Leliana pursed her lips at his assessment. “You’ve thought about this.”

He frowned and slowly nodded before saying, “Of course I’ve thought about it. Assuming you are a bard, which I’m pretty sure you are, it’s the sort of thing I should be assuming about you. Especially given the current political situation and the possibilities of who could be employing you.”

“But you think I’m at least somewhat trustworthy.”

“Like I said, you could have disappeared and you didn’t.”

Suddenly she could see a little bit of how he’d been described as naive. Honestly, Alistair was lucky that it was her that had come after him and not Marjolaine. Her mentor would certainly have used his trust against him. She, however, was not going to not only because most information she’d been given about him had been wrong but because of the feeling she’d had since leaving Denerim.

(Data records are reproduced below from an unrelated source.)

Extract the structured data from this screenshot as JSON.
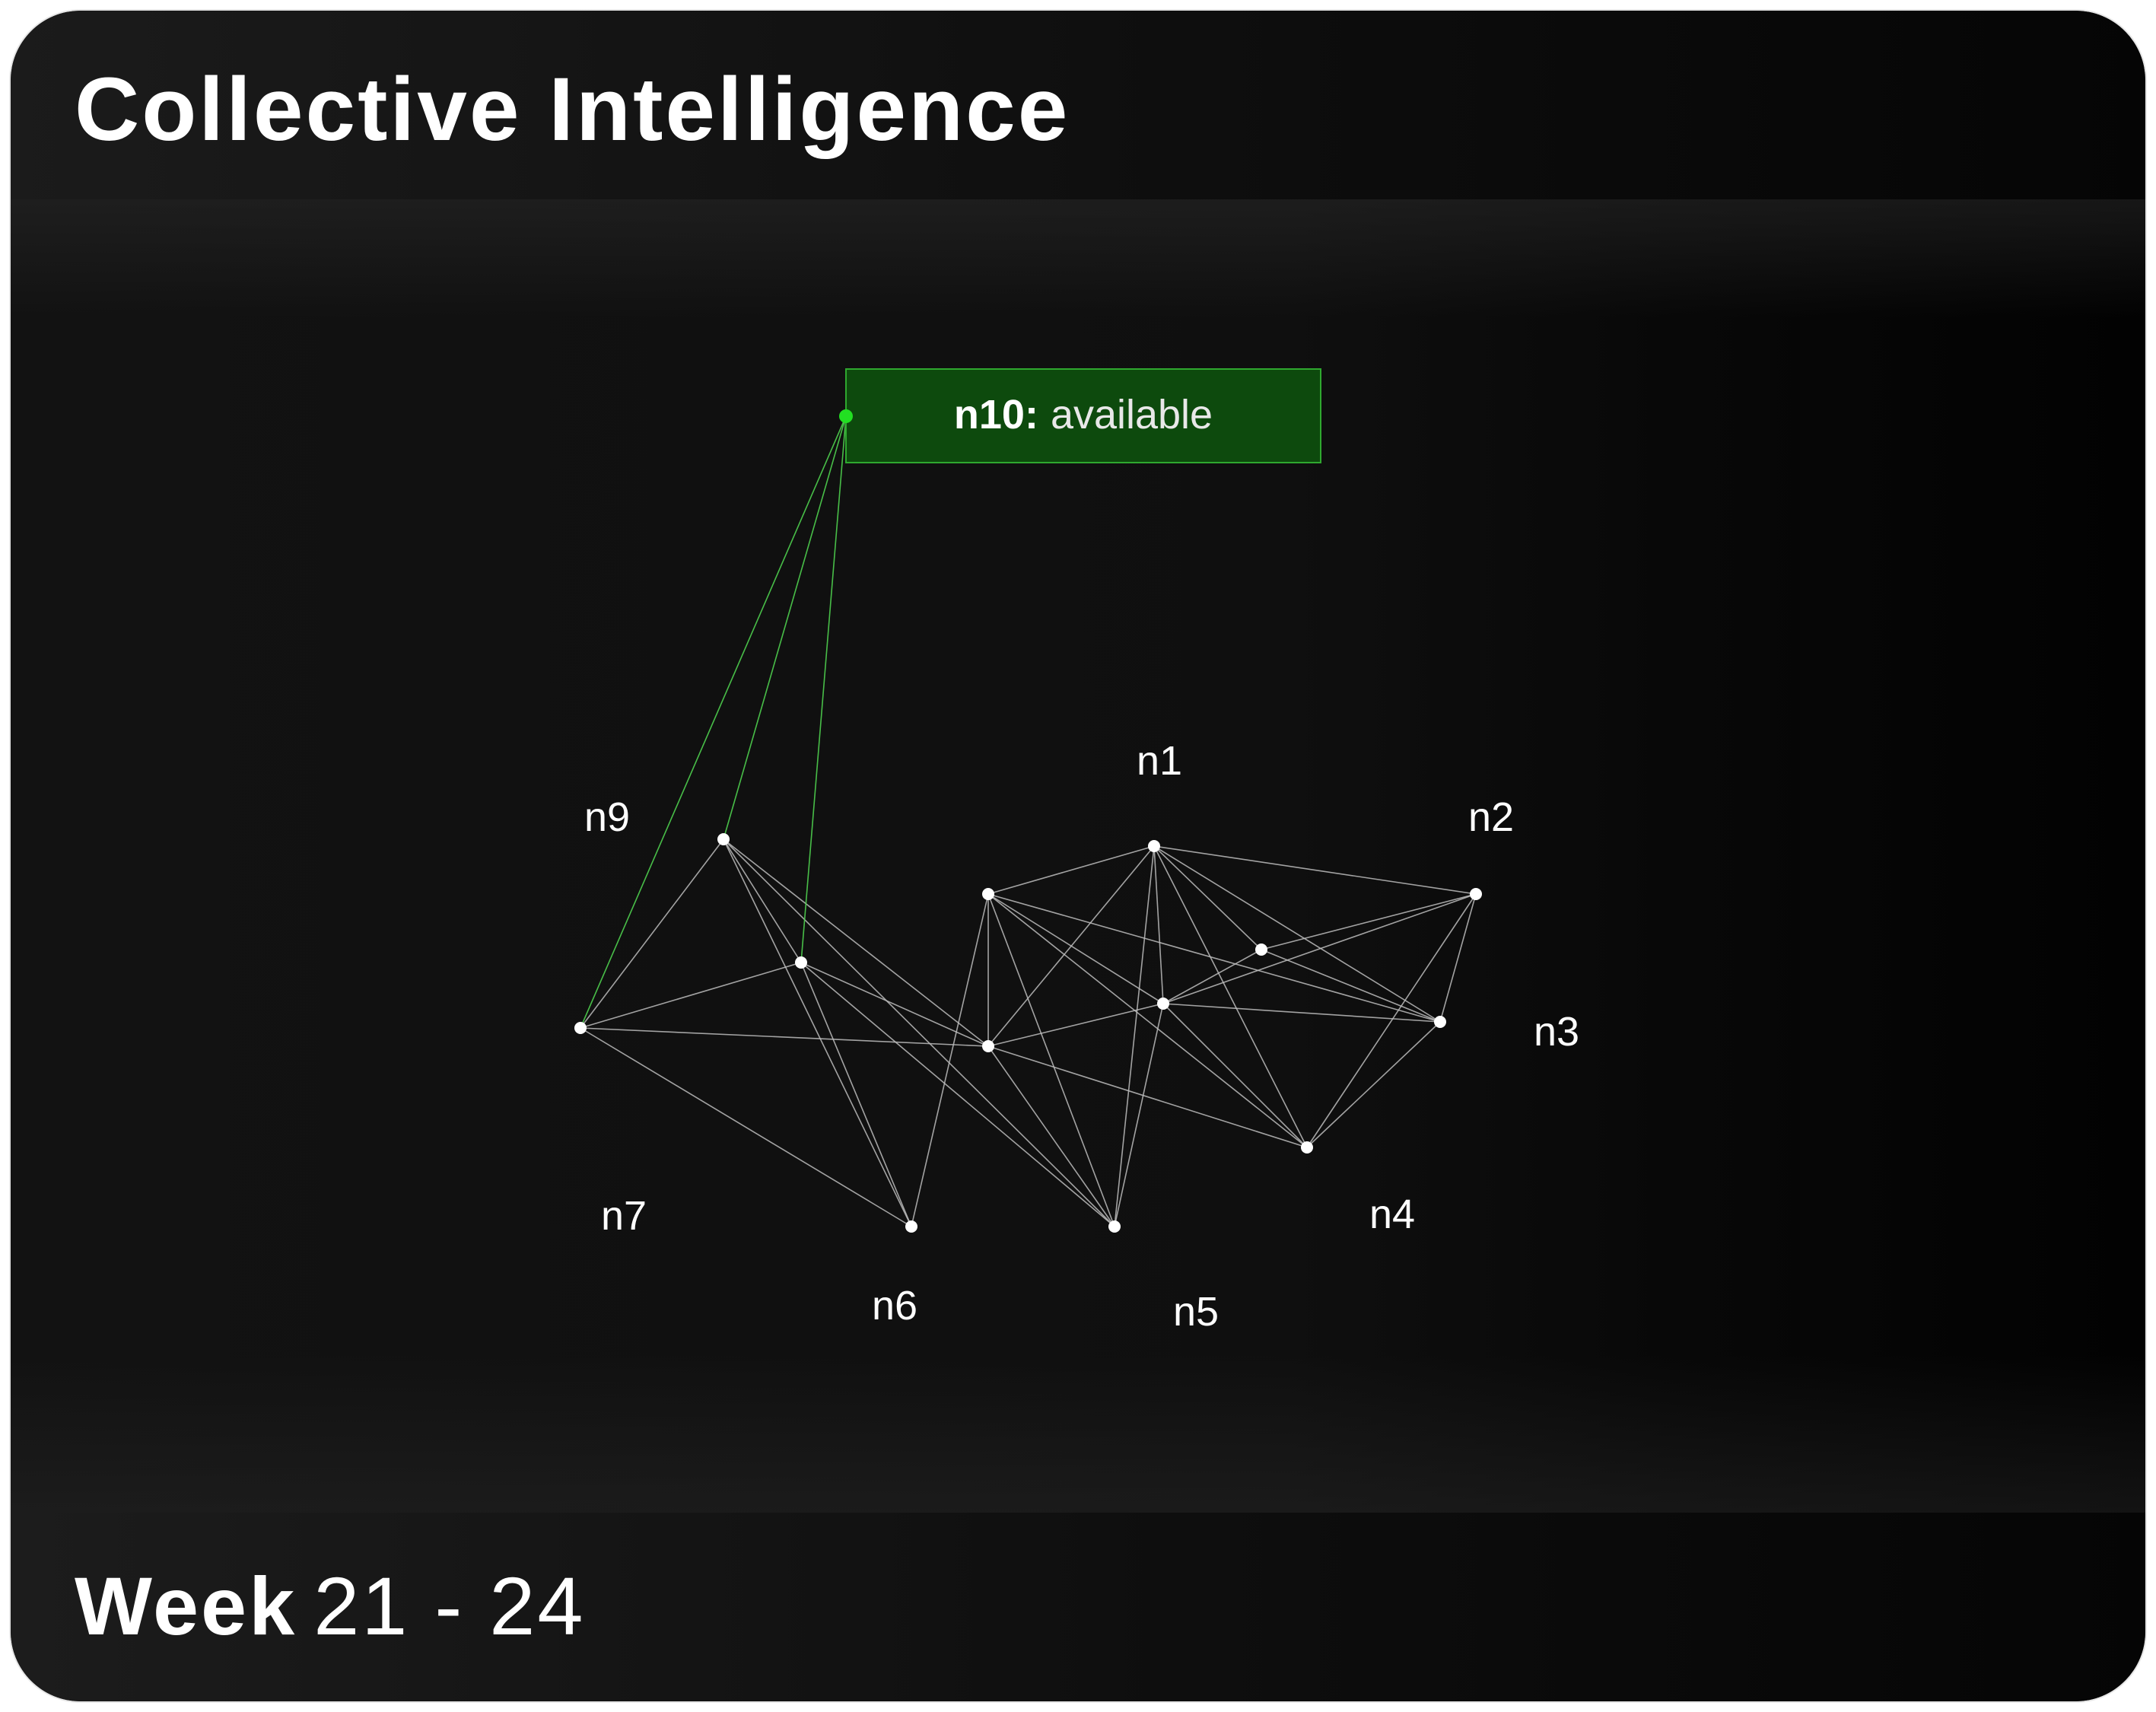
{
  "header": {
    "title": "Collective Intelligence"
  },
  "footer": {
    "week_label": "Week",
    "week_range": "21 - 24"
  },
  "tooltip": {
    "node": "n10:",
    "status": "available"
  },
  "colors": {
    "background": "#0b0b0b",
    "edge": "#bdbdbd",
    "edge_active": "#4fd14f",
    "node": "#ffffff",
    "node_active": "#22e022",
    "tooltip_fill": "#0d4a0d",
    "tooltip_border": "#2fa82f"
  },
  "diagram": {
    "labels": [
      "n1",
      "n2",
      "n3",
      "n4",
      "n5",
      "n6",
      "n7",
      "n9"
    ],
    "nodes": [
      {
        "id": "a"
      },
      {
        "id": "b"
      },
      {
        "id": "c"
      },
      {
        "id": "d"
      },
      {
        "id": "e"
      },
      {
        "id": "f"
      },
      {
        "id": "g"
      },
      {
        "id": "h"
      },
      {
        "id": "i"
      },
      {
        "id": "j"
      },
      {
        "id": "k"
      },
      {
        "id": "l"
      },
      {
        "id": "m"
      },
      {
        "id": "n10",
        "active": true
      }
    ],
    "edges": [
      [
        "a",
        "b"
      ],
      [
        "a",
        "c"
      ],
      [
        "a",
        "d"
      ],
      [
        "a",
        "e"
      ],
      [
        "a",
        "f"
      ],
      [
        "a",
        "g"
      ],
      [
        "a",
        "h"
      ],
      [
        "a",
        "i"
      ],
      [
        "b",
        "d"
      ],
      [
        "b",
        "e"
      ],
      [
        "b",
        "f"
      ],
      [
        "b",
        "g"
      ],
      [
        "c",
        "e"
      ],
      [
        "c",
        "f"
      ],
      [
        "c",
        "g"
      ],
      [
        "c",
        "h"
      ],
      [
        "c",
        "i"
      ],
      [
        "c",
        "m"
      ],
      [
        "d",
        "e"
      ],
      [
        "d",
        "f"
      ],
      [
        "e",
        "f"
      ],
      [
        "e",
        "g"
      ],
      [
        "e",
        "h"
      ],
      [
        "e",
        "i"
      ],
      [
        "f",
        "g"
      ],
      [
        "g",
        "h"
      ],
      [
        "h",
        "i"
      ],
      [
        "h",
        "j"
      ],
      [
        "h",
        "k"
      ],
      [
        "h",
        "l"
      ],
      [
        "i",
        "j"
      ],
      [
        "i",
        "k"
      ],
      [
        "j",
        "k"
      ],
      [
        "j",
        "l"
      ],
      [
        "j",
        "m"
      ],
      [
        "k",
        "l"
      ],
      [
        "k",
        "m"
      ],
      [
        "l",
        "m"
      ],
      [
        "n10",
        "k"
      ],
      [
        "n10",
        "l"
      ],
      [
        "n10",
        "j"
      ]
    ]
  }
}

The feeling which told her she tread on a knife-edge and Marjolaine grasped the hilt, ready to turn the blade either direction.

Shaking herself, Leliana said quickly, “Now that we have a plan for the captain, let us discuss how we shall convince the Keeper to travel back with us.”

Alistair nodded solemnly and as they fell into conversation, she realized that over the past few days she’d failed in one of the main lessons she’d learned during her early days. She had begun to care about the fates of those she stalked and did not want to see them torn asunder by whatever plans her mentor had.

It made her a terrible bard but perhaps, just perhaps, it made her a better person.